Pailles, gobelets et assiettes jetables, pots à glace… Dans 18 mois, tous ces objets communément fabriqués en plastique seront remplacés par des versions en papier et en carton. Mais selon une étude menée par le Bureau européen des consommateurs (BEUC) et parue le 25  juillet, beaucoup d’entre eux contiennent des substances chimiques potentiellement nocives pour la santé.


Au total, la fédération, qui regroupe 43 associations européennes de consommateurs, a fait analyser en laboratoire 76 échantillons d’emballages en papier coloré ou en carton, dont des serviettes en papier, des emballages de produits d’épicerie, des verres à café ou des pailles en carton.

Des filtres UV et des amines aromatiques retrouvés au-delà des seuls fixés

En fin de compte, plus d’un échantillon sur six analysés lors de cette étude avait transmis dans l'aliment ou la boisson qu'il contenait des amines aromatiques, des composés utilisés dans la fabrication des encres et pour certains classés cancérogènes avérés. Neuf des éléments présentaient même des taux d'amines aromatiques supérieurs au seuil fixé par l'Europe.


La quasi-totalité des 76 échantillons contenait par ailleurs des filtres UV, dont certains sont suspectés d’être cancérigènes ou perturbateurs endocriniens. Des analyses plus poussées sur 21 échantillons ont de plus montré que ces filtres migraient dans la nourriture, et ce au-delà de la limite recommandées pour six d’entre eux. Malgré tout, la sécurité de la plupart des substances retrouvées dans la nourriture n’a pas été évaluée par L'Autorité européenne de sécurité des aliments (EFSA), regrette le BEUC.
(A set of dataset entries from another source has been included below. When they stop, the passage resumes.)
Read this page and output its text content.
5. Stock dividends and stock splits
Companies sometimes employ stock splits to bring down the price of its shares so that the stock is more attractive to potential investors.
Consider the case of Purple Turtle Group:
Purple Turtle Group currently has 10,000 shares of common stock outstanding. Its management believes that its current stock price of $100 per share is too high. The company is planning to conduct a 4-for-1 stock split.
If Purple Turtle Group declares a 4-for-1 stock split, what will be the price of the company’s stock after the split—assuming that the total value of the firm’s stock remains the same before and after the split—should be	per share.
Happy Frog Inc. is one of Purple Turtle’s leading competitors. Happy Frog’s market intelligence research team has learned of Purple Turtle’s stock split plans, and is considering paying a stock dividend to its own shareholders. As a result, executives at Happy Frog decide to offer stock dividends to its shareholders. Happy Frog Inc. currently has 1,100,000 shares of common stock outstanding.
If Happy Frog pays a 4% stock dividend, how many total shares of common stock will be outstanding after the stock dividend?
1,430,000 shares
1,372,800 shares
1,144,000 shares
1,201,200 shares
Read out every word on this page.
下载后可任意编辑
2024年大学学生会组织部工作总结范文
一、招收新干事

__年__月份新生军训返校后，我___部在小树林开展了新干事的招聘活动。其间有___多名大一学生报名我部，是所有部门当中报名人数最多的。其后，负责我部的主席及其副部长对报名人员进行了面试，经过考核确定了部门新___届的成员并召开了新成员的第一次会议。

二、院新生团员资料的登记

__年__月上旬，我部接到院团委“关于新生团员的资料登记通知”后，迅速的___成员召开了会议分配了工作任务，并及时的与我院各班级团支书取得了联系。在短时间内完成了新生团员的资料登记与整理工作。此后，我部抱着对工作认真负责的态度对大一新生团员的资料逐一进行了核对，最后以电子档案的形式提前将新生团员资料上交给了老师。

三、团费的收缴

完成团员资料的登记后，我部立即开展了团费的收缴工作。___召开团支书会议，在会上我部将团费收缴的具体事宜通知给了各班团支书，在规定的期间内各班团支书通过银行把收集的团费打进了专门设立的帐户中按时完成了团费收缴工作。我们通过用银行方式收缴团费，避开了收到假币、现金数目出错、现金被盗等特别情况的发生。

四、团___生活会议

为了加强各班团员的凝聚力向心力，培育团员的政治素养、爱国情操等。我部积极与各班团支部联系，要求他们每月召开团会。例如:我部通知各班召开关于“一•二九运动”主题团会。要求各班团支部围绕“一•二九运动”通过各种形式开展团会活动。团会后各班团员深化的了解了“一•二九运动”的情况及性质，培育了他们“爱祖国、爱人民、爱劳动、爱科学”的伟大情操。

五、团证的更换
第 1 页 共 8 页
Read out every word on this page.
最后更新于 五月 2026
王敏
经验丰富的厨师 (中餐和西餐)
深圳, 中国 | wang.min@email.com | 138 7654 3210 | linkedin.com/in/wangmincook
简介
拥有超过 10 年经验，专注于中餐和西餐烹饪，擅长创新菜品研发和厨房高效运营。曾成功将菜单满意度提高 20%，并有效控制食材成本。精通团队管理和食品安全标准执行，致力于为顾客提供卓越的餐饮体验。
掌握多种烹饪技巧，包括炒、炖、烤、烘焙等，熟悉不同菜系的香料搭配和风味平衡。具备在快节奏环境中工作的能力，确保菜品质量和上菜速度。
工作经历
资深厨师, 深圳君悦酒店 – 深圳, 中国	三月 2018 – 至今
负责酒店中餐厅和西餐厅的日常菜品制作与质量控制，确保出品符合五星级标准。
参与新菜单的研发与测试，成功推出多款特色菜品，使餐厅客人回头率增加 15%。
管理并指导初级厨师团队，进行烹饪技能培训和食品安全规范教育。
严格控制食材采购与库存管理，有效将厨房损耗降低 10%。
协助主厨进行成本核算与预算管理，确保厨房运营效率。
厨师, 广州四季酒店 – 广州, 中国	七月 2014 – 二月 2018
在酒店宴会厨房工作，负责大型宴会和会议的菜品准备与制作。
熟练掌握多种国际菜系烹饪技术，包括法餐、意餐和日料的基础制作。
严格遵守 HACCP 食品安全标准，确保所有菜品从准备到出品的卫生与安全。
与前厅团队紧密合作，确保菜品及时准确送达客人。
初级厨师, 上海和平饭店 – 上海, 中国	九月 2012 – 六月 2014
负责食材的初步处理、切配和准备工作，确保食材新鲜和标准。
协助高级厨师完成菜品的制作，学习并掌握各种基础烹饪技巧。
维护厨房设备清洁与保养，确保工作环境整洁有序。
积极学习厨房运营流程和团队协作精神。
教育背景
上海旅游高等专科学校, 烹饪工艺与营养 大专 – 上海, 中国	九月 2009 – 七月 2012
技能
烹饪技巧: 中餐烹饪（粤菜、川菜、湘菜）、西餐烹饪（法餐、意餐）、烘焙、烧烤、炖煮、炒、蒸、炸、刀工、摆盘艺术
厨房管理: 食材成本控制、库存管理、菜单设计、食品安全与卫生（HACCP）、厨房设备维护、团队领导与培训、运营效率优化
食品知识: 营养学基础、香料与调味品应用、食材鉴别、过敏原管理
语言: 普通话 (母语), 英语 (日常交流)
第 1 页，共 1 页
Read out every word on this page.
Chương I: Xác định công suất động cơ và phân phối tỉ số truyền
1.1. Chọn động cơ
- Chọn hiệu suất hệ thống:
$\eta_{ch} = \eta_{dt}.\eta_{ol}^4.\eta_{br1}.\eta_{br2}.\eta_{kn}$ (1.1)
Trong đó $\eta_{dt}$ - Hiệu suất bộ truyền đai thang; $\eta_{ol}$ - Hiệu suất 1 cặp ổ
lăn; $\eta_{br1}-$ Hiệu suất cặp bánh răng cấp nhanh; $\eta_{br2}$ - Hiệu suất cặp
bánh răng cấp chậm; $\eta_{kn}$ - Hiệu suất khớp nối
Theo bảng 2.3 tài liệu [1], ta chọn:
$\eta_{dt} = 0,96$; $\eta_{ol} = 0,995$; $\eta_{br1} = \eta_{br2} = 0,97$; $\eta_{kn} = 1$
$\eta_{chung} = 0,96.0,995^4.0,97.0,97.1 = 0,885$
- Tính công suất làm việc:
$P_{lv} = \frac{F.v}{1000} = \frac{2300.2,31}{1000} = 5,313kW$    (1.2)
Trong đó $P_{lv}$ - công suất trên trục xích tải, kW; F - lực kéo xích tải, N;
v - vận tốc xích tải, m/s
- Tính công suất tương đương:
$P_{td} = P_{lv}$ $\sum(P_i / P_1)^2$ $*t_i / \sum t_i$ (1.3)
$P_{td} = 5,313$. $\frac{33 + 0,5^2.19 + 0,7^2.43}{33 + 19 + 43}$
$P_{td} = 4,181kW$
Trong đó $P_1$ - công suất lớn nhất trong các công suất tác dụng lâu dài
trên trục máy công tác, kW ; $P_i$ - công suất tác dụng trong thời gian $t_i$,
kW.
Des alertes déjà données les années passées

En 2017, des analyses menées par la fédération d’associations européennes avaient déjà montré des niveaux problématiques de composés fluorés dans un tiers des emballages de fast-food. Ces substances sont soupçonnées d’être cancérigènes, de nuire à la fertilité ou encore de favoriser l’obésité. La même année, l’Agence nationale de sécurité sanitaire de l'alimentation, de l'environnement et du travail (Anses) regrettait par ailleurs le manque d'études au sujet des hydrocarbures saturés d’huile minérale, également présents dans les encres. En 2012, l’Autorité européenne de sécurité des aliments (Efsa) avait considéré dans un avis que l'exposition des consommateurs à ces substances était "préoccupante", voire "très préoccupante".


Pour le BEUC, ces nouvelles analyses soulignent la nécessité pour la Commission européenne de "définir des règles européennes applicables à la présence de produits chimiques préoccupants dans tous les matériaux en papier et en carton en contact avec les aliments". A ce jour, seuls les emballages plastiques sont en effet réglementés. "Il est inquiétant que le papier, qui est le deuxième emballage alimentaire le plus utilisé après le plastique, soit mis au contact de nos aliments sans filet de sécurité. Face à l'interdiction ambitieuse et imminente du plastique à usage unique, l'UE doit veiller à ce que des solutions de remplacement telles que les emballages alimentaires en papier et en carton soient sans danger pour les consommateurs", plaide dans un communiqué Monique Goyens, directrice générale du BEUC.